As this story dramatically illustrates, technology is erasing boundaries and creating an international community of learning--"a new realm of research," in the words of the Times story. The Los Alamos archive enables scientists virtually anywhere in the world, however isolated or lacking in scientific equipment their institutions may be, to gain access to the cutting edge of discovery. Just as important, through the archive they can become involved in an international dialogue about the latest developments in their field. These outcomes would have been impossible even 15 years ago.
Scholarship and research are the foundation of the research university; education based on something other than those two activities is not in its tradition. This means that faculty, as the source of the central activities of the research university, must be deeply involved in forging the response of their institutions to the challenges of globalization.

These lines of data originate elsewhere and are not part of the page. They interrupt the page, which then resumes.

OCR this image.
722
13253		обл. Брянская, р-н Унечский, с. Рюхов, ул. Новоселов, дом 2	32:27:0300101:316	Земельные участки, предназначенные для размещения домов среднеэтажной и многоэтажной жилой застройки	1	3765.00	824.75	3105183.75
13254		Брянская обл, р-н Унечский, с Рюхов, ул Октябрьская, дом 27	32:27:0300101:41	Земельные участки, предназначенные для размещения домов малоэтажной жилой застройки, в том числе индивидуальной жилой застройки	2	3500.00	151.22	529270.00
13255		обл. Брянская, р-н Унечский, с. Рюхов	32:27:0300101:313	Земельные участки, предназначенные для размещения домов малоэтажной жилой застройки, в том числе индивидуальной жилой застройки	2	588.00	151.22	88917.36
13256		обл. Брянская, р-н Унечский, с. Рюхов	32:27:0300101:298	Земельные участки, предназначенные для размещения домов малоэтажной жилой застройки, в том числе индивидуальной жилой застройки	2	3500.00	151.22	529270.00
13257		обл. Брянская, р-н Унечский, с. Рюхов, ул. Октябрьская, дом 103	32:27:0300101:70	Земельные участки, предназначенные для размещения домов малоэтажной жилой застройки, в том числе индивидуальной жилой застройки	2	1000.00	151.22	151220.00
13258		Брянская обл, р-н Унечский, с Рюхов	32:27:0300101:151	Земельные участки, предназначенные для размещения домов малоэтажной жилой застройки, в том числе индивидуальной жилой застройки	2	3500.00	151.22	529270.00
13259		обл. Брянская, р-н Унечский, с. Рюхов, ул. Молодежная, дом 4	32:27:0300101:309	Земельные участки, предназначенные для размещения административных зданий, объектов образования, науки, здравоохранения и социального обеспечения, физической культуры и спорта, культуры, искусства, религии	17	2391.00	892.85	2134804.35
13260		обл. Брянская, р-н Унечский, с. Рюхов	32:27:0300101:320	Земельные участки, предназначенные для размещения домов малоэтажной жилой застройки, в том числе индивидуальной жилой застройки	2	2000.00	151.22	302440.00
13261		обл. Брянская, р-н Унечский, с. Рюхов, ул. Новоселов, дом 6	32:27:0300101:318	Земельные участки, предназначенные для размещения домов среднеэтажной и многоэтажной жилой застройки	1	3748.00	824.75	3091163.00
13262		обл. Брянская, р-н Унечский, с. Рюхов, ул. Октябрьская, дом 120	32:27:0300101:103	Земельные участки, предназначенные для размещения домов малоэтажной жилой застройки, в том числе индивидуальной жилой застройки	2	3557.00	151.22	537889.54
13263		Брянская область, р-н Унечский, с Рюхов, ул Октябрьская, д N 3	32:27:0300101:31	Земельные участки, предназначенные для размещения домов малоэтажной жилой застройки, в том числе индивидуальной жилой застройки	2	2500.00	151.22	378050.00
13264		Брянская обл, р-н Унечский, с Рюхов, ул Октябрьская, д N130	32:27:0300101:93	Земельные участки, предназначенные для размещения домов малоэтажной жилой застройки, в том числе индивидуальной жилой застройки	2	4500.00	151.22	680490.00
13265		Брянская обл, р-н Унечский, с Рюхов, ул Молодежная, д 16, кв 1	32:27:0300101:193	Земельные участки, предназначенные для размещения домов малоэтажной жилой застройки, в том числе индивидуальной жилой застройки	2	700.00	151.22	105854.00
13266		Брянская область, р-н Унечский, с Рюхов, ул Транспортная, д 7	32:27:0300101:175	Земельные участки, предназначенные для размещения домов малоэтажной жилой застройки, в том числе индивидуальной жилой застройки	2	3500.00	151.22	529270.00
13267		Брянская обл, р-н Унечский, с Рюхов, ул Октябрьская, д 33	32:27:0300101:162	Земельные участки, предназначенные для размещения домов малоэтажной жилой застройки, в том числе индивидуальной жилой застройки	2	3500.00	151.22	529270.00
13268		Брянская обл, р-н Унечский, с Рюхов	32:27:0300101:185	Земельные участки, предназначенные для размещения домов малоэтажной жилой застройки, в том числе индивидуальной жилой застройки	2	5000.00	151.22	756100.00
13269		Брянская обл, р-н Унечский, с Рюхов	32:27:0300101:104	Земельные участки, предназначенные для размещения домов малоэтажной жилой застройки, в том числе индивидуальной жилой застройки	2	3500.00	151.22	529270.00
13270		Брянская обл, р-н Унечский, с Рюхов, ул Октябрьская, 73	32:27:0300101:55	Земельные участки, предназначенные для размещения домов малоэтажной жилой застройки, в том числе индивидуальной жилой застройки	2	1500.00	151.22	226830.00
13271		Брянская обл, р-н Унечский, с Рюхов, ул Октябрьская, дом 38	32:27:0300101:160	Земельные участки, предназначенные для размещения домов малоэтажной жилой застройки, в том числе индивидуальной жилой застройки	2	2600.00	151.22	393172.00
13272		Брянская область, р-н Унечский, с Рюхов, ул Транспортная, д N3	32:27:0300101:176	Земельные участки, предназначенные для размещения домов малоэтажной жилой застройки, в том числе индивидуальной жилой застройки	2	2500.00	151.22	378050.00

So far, at least, no other organization has emerged that rivals the research university in the two vital activities of scholarship and research, or capitalizes as well on the way research and teaching nourish each other. And so far no other organization offers the array of services universities encompass, from the residential undergraduate experience to cultural events for the community to (in America at least) football for the alumni. Research universities are also where some of the most exciting experiments in online learning are taking place. Together, global connection and university leadership can create new patterns and new roles in teaching, scholarship and research, and access to all three. It is up to us--and especially the faculty, who are the heart of the academic enterprise--to see that the new learning technologies that raise so many marvelous possibilities also serve the important goals for which universities were created centuries ago.